Last semester I wrote a thesis entitled:
An analysis of the mechanism of perfection by control in the PPSA, and a critique of the mechanism by an application to control of an ADI account, and control of Bitcoin.
With the kind supervision of Jason Harris, I was able to write a paper that straddled two relatively novel areas of law that interested me: the Personal Property Securities Act (2009) and Bitcoin. Since I will be submitting parts of the paper for publication, I am not going to post the whole thesis here. However, I am happy to post my abstract:
This thesis is a critical analysis of a complex, and largely novel part of the Personal Property Securities Act (2009) – perfection by control. This Act serves to rank the interests of secured parties in the collateral that secures them.
Whilst most interests are ranked according to the time that they are registered, there are a few exceptions to this. Most relevantly for this thesis, one such exception is security interests perfected by control. These interests are in intangible assets. Where the control provisions are satisfied, they grant the secured party a super-priority over registered interests.

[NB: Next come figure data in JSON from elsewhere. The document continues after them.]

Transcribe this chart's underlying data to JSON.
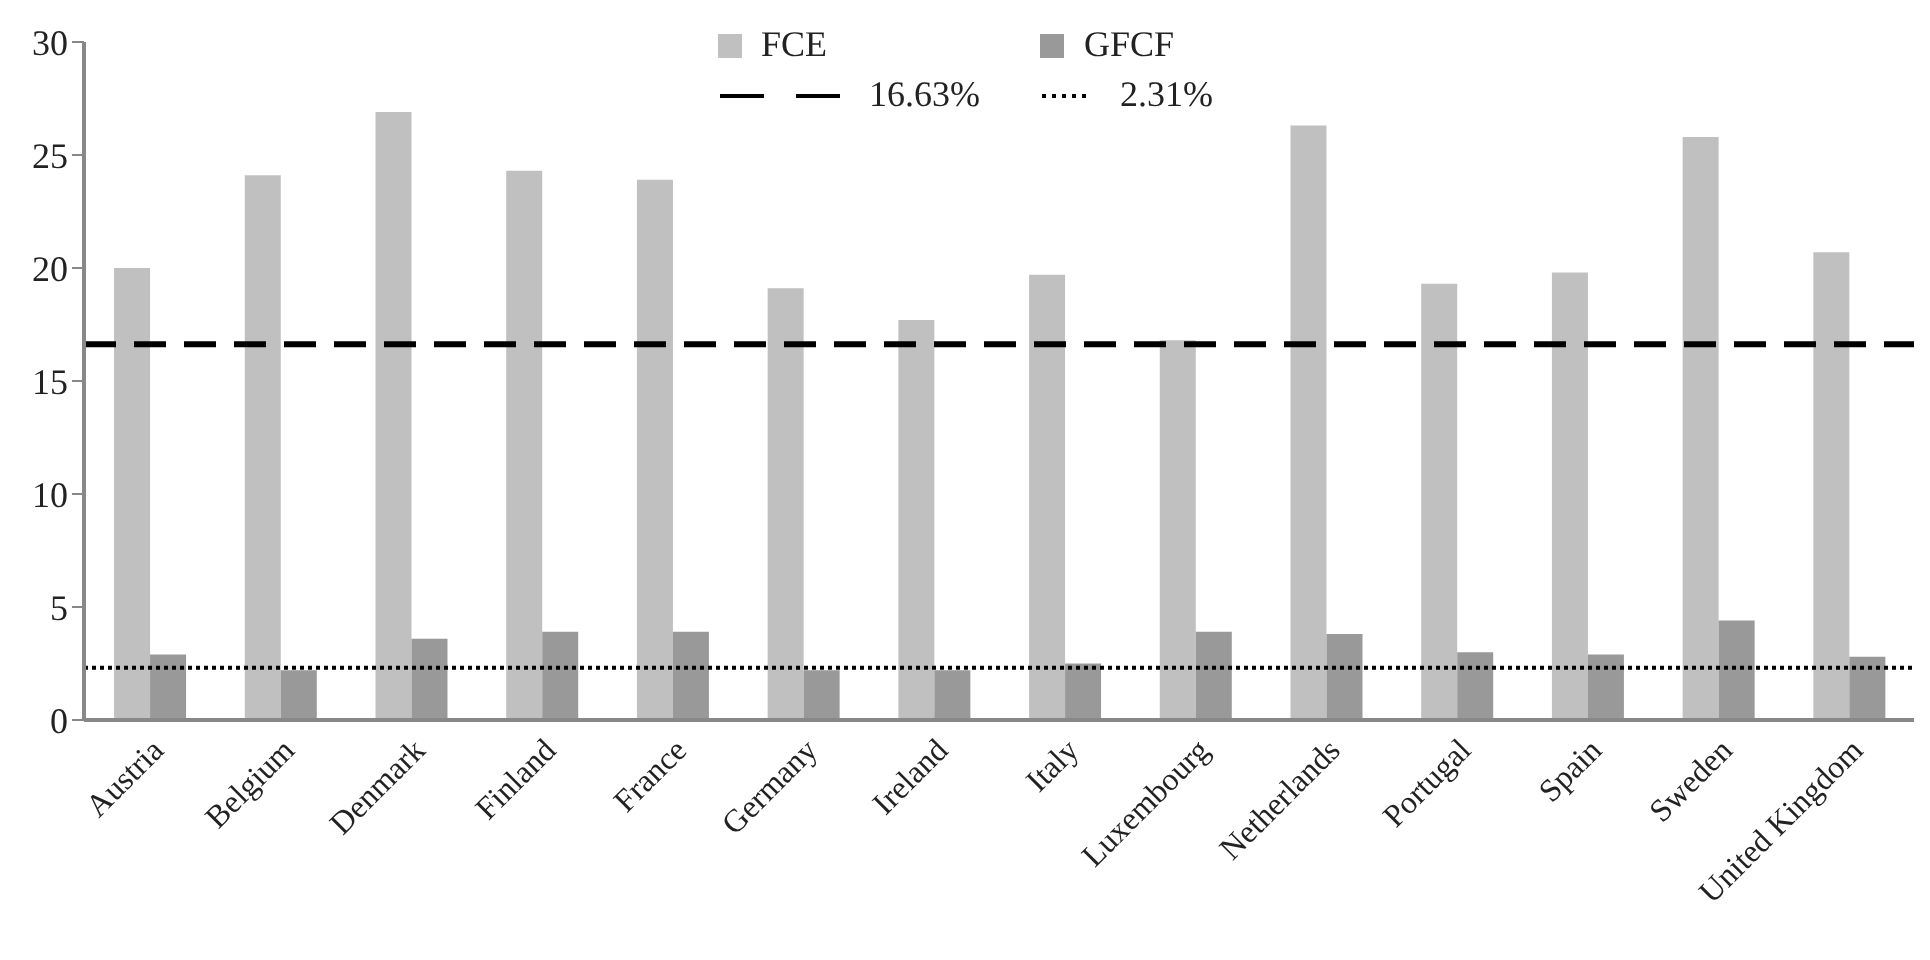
{
  "chart_data": {
    "type": "bar",
    "categories": [
      "Austria",
      "Belgium",
      "Denmark",
      "Finland",
      "France",
      "Germany",
      "Ireland",
      "Italy",
      "Luxembourg",
      "Netherlands",
      "Portugal",
      "Spain",
      "Sweden",
      "United Kingdom"
    ],
    "series": [
      {
        "name": "FCE",
        "color": "#c0c0c0",
        "values": [
          20.0,
          24.1,
          26.9,
          24.3,
          23.9,
          19.1,
          17.7,
          19.7,
          16.8,
          26.3,
          19.3,
          19.8,
          25.8,
          20.7
        ]
      },
      {
        "name": "GFCF",
        "color": "#999999",
        "values": [
          2.9,
          2.2,
          3.6,
          3.9,
          3.9,
          2.2,
          2.2,
          2.5,
          3.9,
          3.8,
          3.0,
          2.9,
          4.4,
          2.8
        ]
      }
    ],
    "ref_lines": [
      {
        "axis": "y",
        "value": 16.63,
        "label": "16.63%",
        "color": "#000000",
        "line_style": "dashed"
      },
      {
        "axis": "y",
        "value": 2.31,
        "label": "2.31%",
        "color": "#000000",
        "line_style": "dotted"
      }
    ],
    "ylim": [
      0,
      30
    ],
    "yticks": [
      0,
      5,
      10,
      15,
      20,
      25,
      30
    ],
    "legend": "top"
  }
}
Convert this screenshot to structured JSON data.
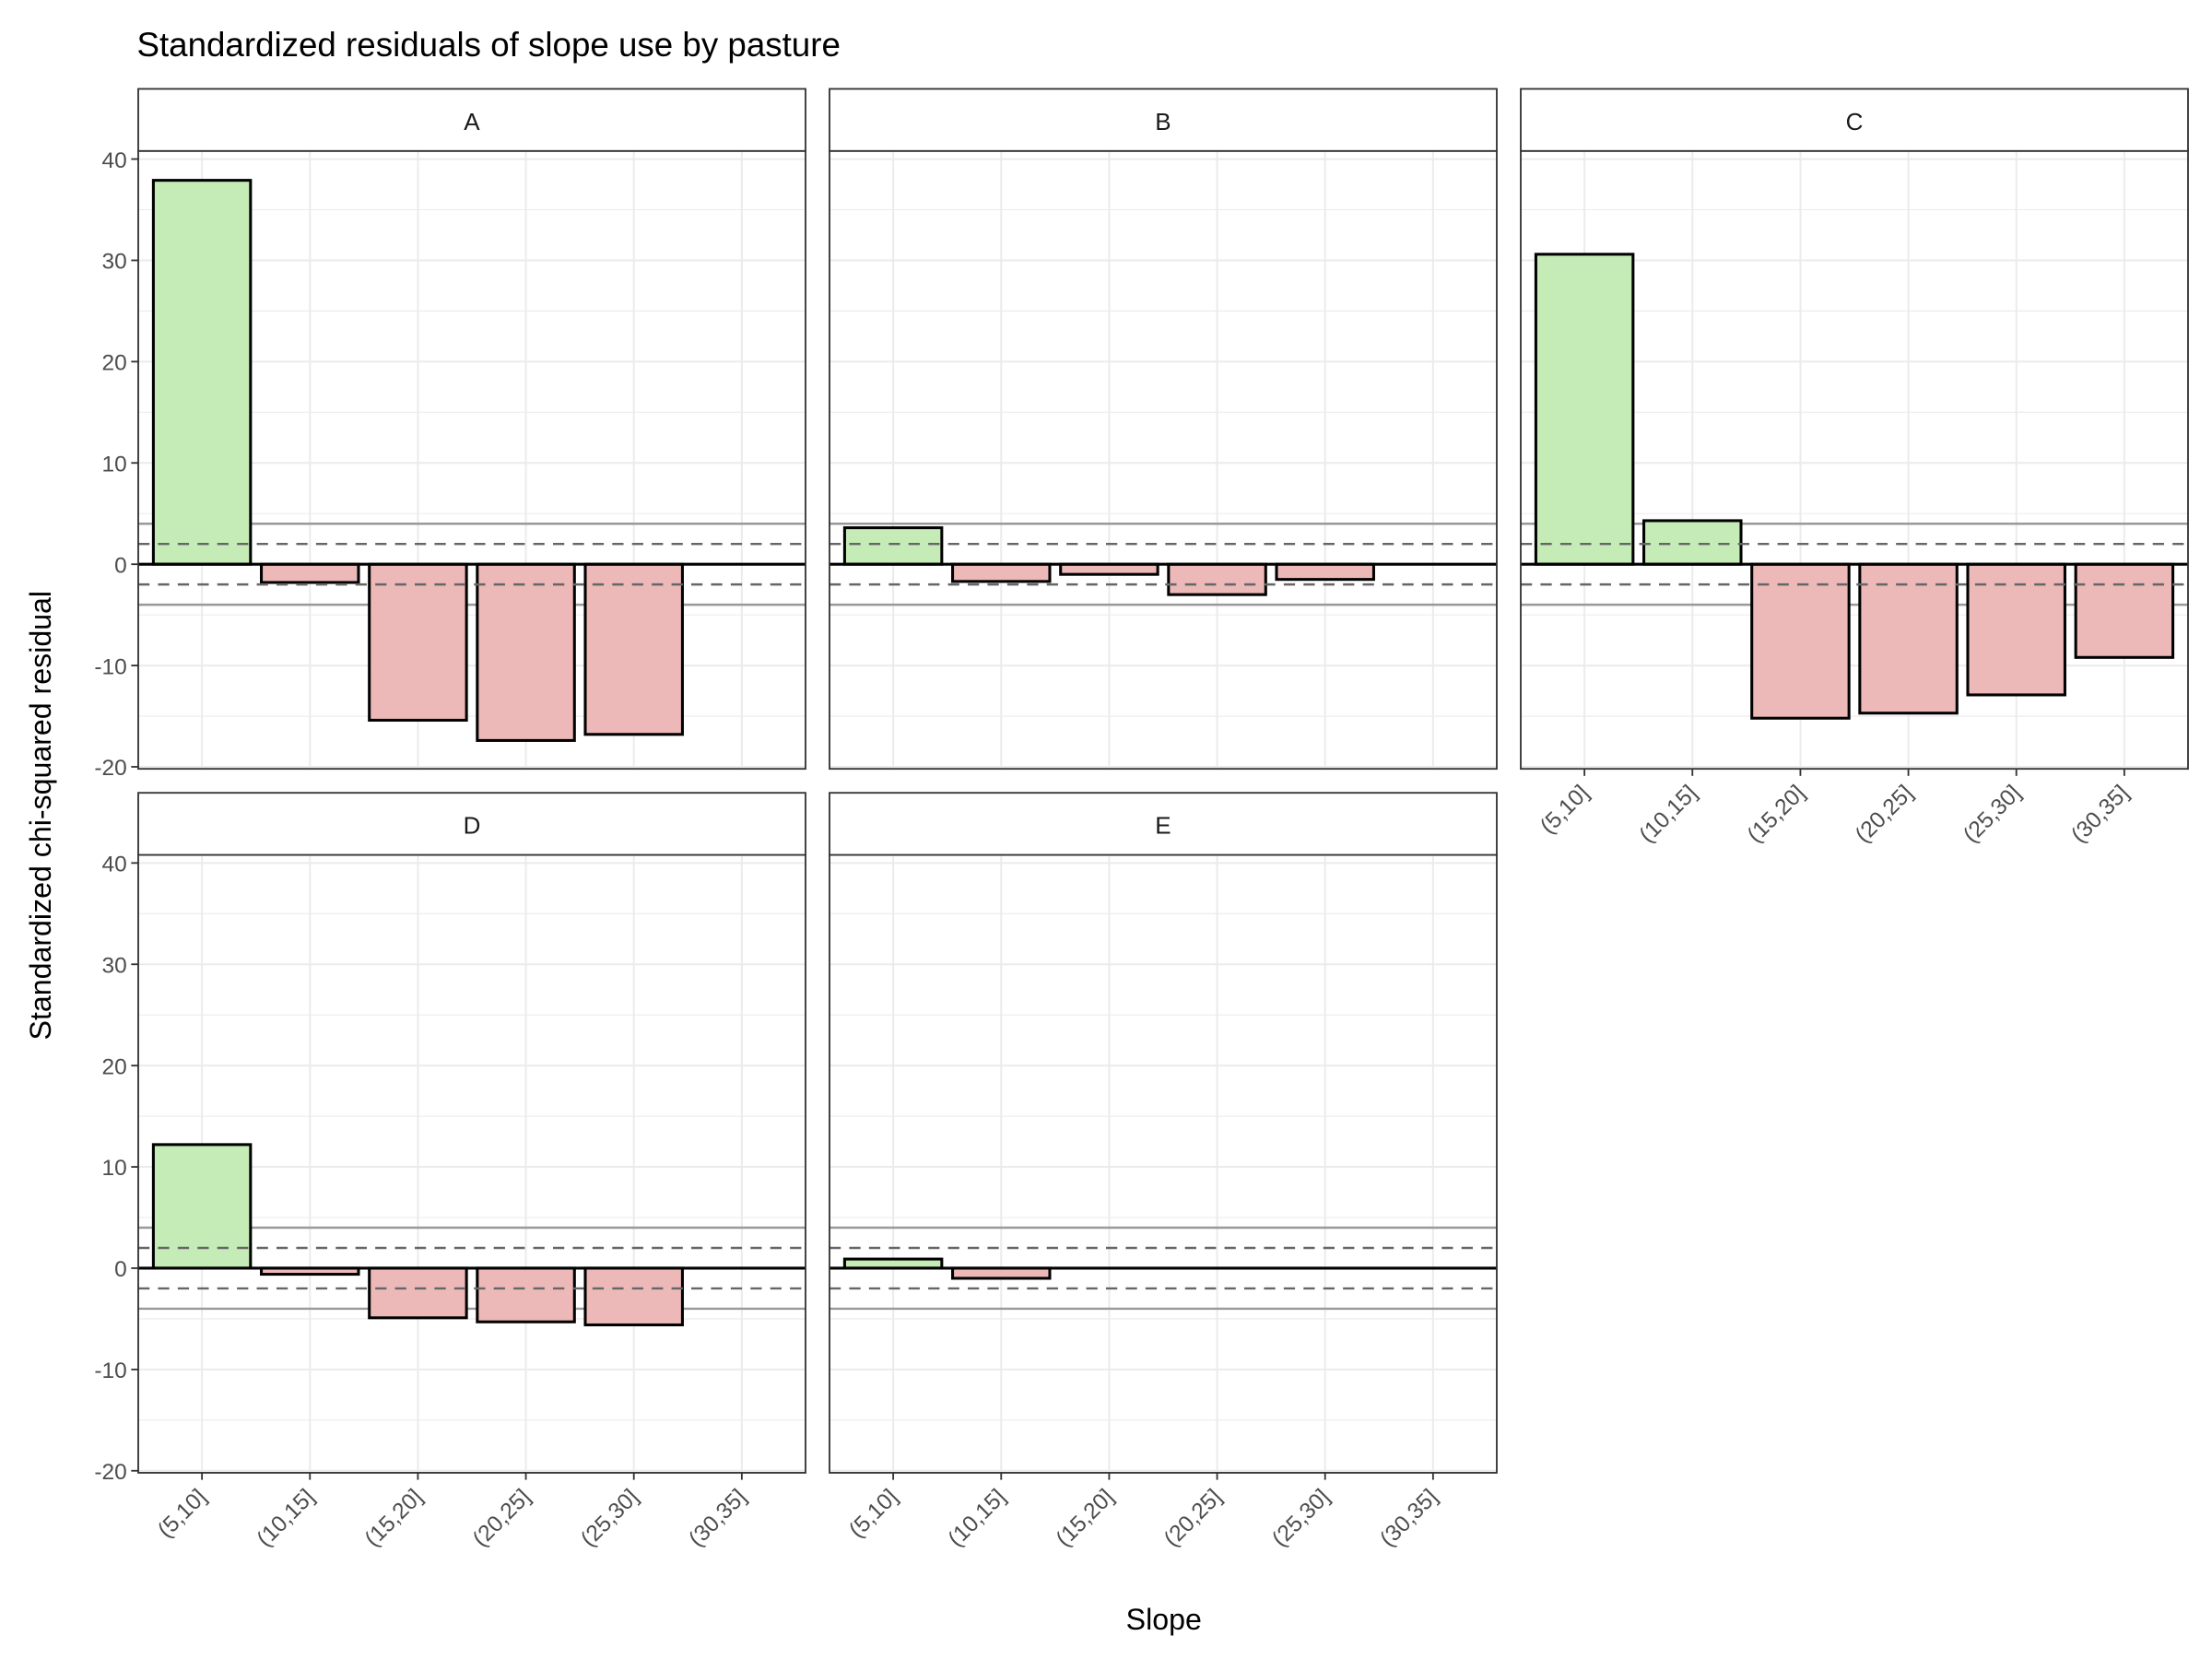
{
  "chart_data": {
    "type": "bar",
    "title": "Standardized residuals of slope use by pasture",
    "xlabel": "Slope",
    "ylabel": "Standardized chi-squared residual",
    "categories": [
      "(5,10]",
      "(10,15]",
      "(15,20]",
      "(20,25]",
      "(25,30]",
      "(30,35]"
    ],
    "ylim": [
      -20.2,
      40.8
    ],
    "yticks": [
      -20,
      -10,
      0,
      10,
      20,
      30,
      40
    ],
    "grid": true,
    "reference_lines": {
      "dashed": [
        2,
        -2
      ],
      "solid_grey": [
        4,
        -4
      ],
      "zero": 0
    },
    "colors": {
      "positive": "#c5ecb7",
      "negative": "#ecb8b8",
      "outline": "#000000",
      "dashed": "#666666",
      "solid_grey": "#999999"
    },
    "facets": [
      {
        "label": "A",
        "values": [
          37.9,
          -1.8,
          -15.4,
          -17.4,
          -16.8,
          null
        ]
      },
      {
        "label": "B",
        "values": [
          3.6,
          -1.7,
          -1.0,
          -3.0,
          -1.5,
          null
        ]
      },
      {
        "label": "C",
        "values": [
          30.6,
          4.3,
          -15.2,
          -14.7,
          -12.9,
          -9.2
        ]
      },
      {
        "label": "D",
        "values": [
          12.2,
          -0.6,
          -4.9,
          -5.3,
          -5.6,
          null
        ]
      },
      {
        "label": "E",
        "values": [
          0.9,
          -1.0,
          null,
          null,
          null,
          null
        ]
      }
    ]
  }
}
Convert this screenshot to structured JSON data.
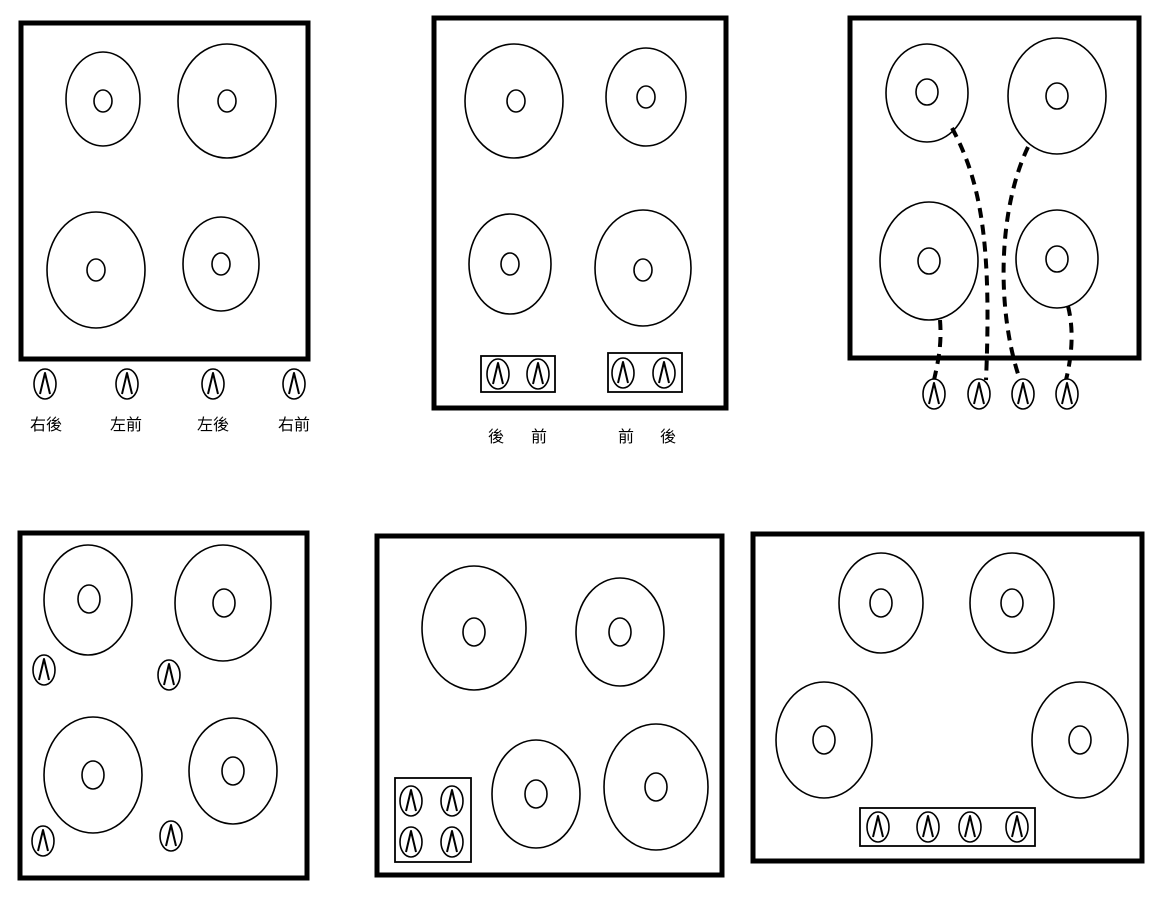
{
  "diagram_1": {
    "knob_labels": [
      "右後",
      "左前",
      "左後",
      "右前"
    ]
  },
  "diagram_2": {
    "left_group_labels": [
      "後",
      "前"
    ],
    "right_group_labels": [
      "前",
      "後"
    ]
  },
  "icons": {
    "burner": "burner-ring-icon",
    "knob": "control-knob-icon"
  },
  "colors": {
    "ink": "#000000",
    "paper": "#ffffff"
  }
}
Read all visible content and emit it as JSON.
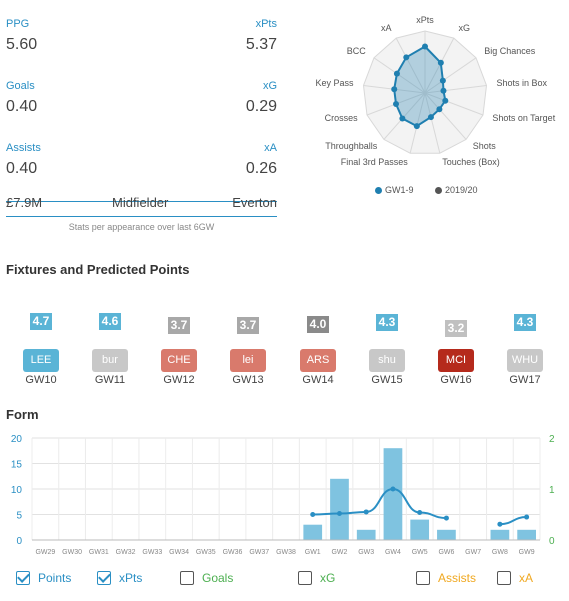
{
  "stats": {
    "ppg_label": "PPG",
    "ppg_value": "5.60",
    "xpts_label": "xPts",
    "xpts_value": "5.37",
    "goals_label": "Goals",
    "goals_value": "0.40",
    "xg_label": "xG",
    "xg_value": "0.29",
    "assists_label": "Assists",
    "assists_value": "0.40",
    "xa_label": "xA",
    "xa_value": "0.26"
  },
  "player": {
    "price": "£7.9M",
    "position": "Midfielder",
    "team": "Everton"
  },
  "note": "Stats per appearance over last 6GW",
  "radar": {
    "axes": [
      "xPts",
      "xG",
      "Big Chances",
      "Shots in Box",
      "Shots on Target",
      "Shots",
      "Touches (Box)",
      "Final 3rd Passes",
      "Throughballs",
      "Crosses",
      "Key Pass",
      "BCC",
      "xA"
    ],
    "series": [
      {
        "name": "GW1-9",
        "color": "#1f7fb0",
        "values": [
          0.75,
          0.55,
          0.35,
          0.3,
          0.35,
          0.35,
          0.4,
          0.55,
          0.55,
          0.5,
          0.5,
          0.55,
          0.65
        ]
      }
    ],
    "legend": [
      {
        "label": "GW1-9",
        "color": "#1f7fb0"
      },
      {
        "label": "2019/20",
        "color": "#555555"
      }
    ]
  },
  "fixtures_title": "Fixtures and Predicted Points",
  "fixtures": [
    {
      "pts": "4.7",
      "pts_color": "#5ab4d6",
      "opp": "LEE",
      "opp_color": "#5ab4d6",
      "gw": "GW10"
    },
    {
      "pts": "4.6",
      "pts_color": "#5ab4d6",
      "opp": "bur",
      "opp_color": "#c8c8c8",
      "gw": "GW11"
    },
    {
      "pts": "3.7",
      "pts_color": "#a8a8a8",
      "opp": "CHE",
      "opp_color": "#d97a6c",
      "gw": "GW12"
    },
    {
      "pts": "3.7",
      "pts_color": "#a8a8a8",
      "opp": "lei",
      "opp_color": "#d97a6c",
      "gw": "GW13"
    },
    {
      "pts": "4.0",
      "pts_color": "#8a8a8a",
      "opp": "ARS",
      "opp_color": "#d97a6c",
      "gw": "GW14"
    },
    {
      "pts": "4.3",
      "pts_color": "#5ab4d6",
      "opp": "shu",
      "opp_color": "#c8c8c8",
      "gw": "GW15"
    },
    {
      "pts": "3.2",
      "pts_color": "#c0c0c0",
      "opp": "MCI",
      "opp_color": "#b52a1c",
      "gw": "GW16"
    },
    {
      "pts": "4.3",
      "pts_color": "#5ab4d6",
      "opp": "WHU",
      "opp_color": "#c8c8c8",
      "gw": "GW17"
    }
  ],
  "form_title": "Form",
  "chart_data": {
    "type": "bar",
    "categories": [
      "GW29",
      "GW30",
      "GW31",
      "GW32",
      "GW33",
      "GW34",
      "GW35",
      "GW36",
      "GW37",
      "GW38",
      "GW1",
      "GW2",
      "GW3",
      "GW4",
      "GW5",
      "GW6",
      "GW7",
      "GW8",
      "GW9"
    ],
    "series": [
      {
        "name": "Points",
        "type": "bar",
        "color": "#7fc3e0",
        "values": [
          null,
          null,
          null,
          null,
          null,
          null,
          null,
          null,
          null,
          null,
          3,
          12,
          2,
          18,
          4,
          2,
          null,
          2,
          2
        ]
      },
      {
        "name": "xPts",
        "type": "line",
        "color": "#2a8fc4",
        "values": [
          null,
          null,
          null,
          null,
          null,
          null,
          null,
          null,
          null,
          null,
          5,
          5.2,
          5.5,
          10,
          5.4,
          4.3,
          null,
          3.1,
          4.5
        ]
      }
    ],
    "left_axis": {
      "ticks": [
        "0",
        "5",
        "10",
        "15",
        "20"
      ],
      "ylim": [
        0,
        20
      ]
    },
    "right_axis": {
      "ticks": [
        "0",
        "1",
        "2"
      ],
      "ylim": [
        0,
        2
      ]
    },
    "grid": true
  },
  "toggles": [
    {
      "label": "Points",
      "checked": true,
      "color": "#2a8fc4"
    },
    {
      "label": "xPts",
      "checked": true,
      "color": "#2a8fc4"
    },
    {
      "label": "Goals",
      "checked": false,
      "color": "#4caf50"
    },
    {
      "label": "xG",
      "checked": false,
      "color": "#4caf50"
    },
    {
      "label": "Assists",
      "checked": false,
      "color": "#f0a820"
    },
    {
      "label": "xA",
      "checked": false,
      "color": "#f0a820"
    }
  ]
}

The nature of this super-priority is explored in the first case study, which analyses a priority contest between a Bank’s interest (so perfected), and the proceeds of a purchase money security interest (a lesser super-priority).
However, the Achilles heel of the control provisions is the restriction of the asset-classes to which control applies, and its corollary: asset specific tests for control. This weakness is highlighted by the second case study – a priority contest similar to the first, but with a novel intangible asset – a bitcoin account.
First, this chapter shows the possible results of such a priority contest, highlighting the consumer protection benefits of applying control to the novel asset-class. Second, the asset-class is normatively and technically analysed, proving that the secured party in this novel asset-class holds equal or greater “actual” control than secured parties in established, controllable asset-classes.
Then, the current asset-class-specific control provisions are applied to the priority contest, and it is shown that the current provisions do not allow such an interest to be perfected by control.
Using the second case study as an analytic fulcrum, this thesis posits that the current, asset-class-based tests are too narrow, artificially constricting perfection by control. After an analysis of the central similarities of the control provisions, this thesis presents an alternate, universal test for control.
I am also proud to publish here my acknowledgements. Without the people I mention below, I would not have been able to write what I did.
I would like to acknowledge and thank my supervisor, Jason Harris, for his counsel, guidance and support. I would like to thank Nicholas Mirzai, Amor Sexton and Bianca Balzer for being sounding boards for my ideas.
I would like to acknowledge my father, Avner Ottensooser, for explaining to me the technically correct manner of expressing the mechanisms of bitcoin graphically, and for auditing my technical ideas. I also wish him a speedy recovery.
I would like to thank the Australian Digital Currency and Commerce Association, especially board members Jason Williams of BitPos and Ronald M. Tucker of Bit Trade Australia for technical assistance. I would also like to thank the Banking and Financial Services Law Association for hosting a talk on Bitcoin at exactly the right time, giving me a few new ideas to ponder.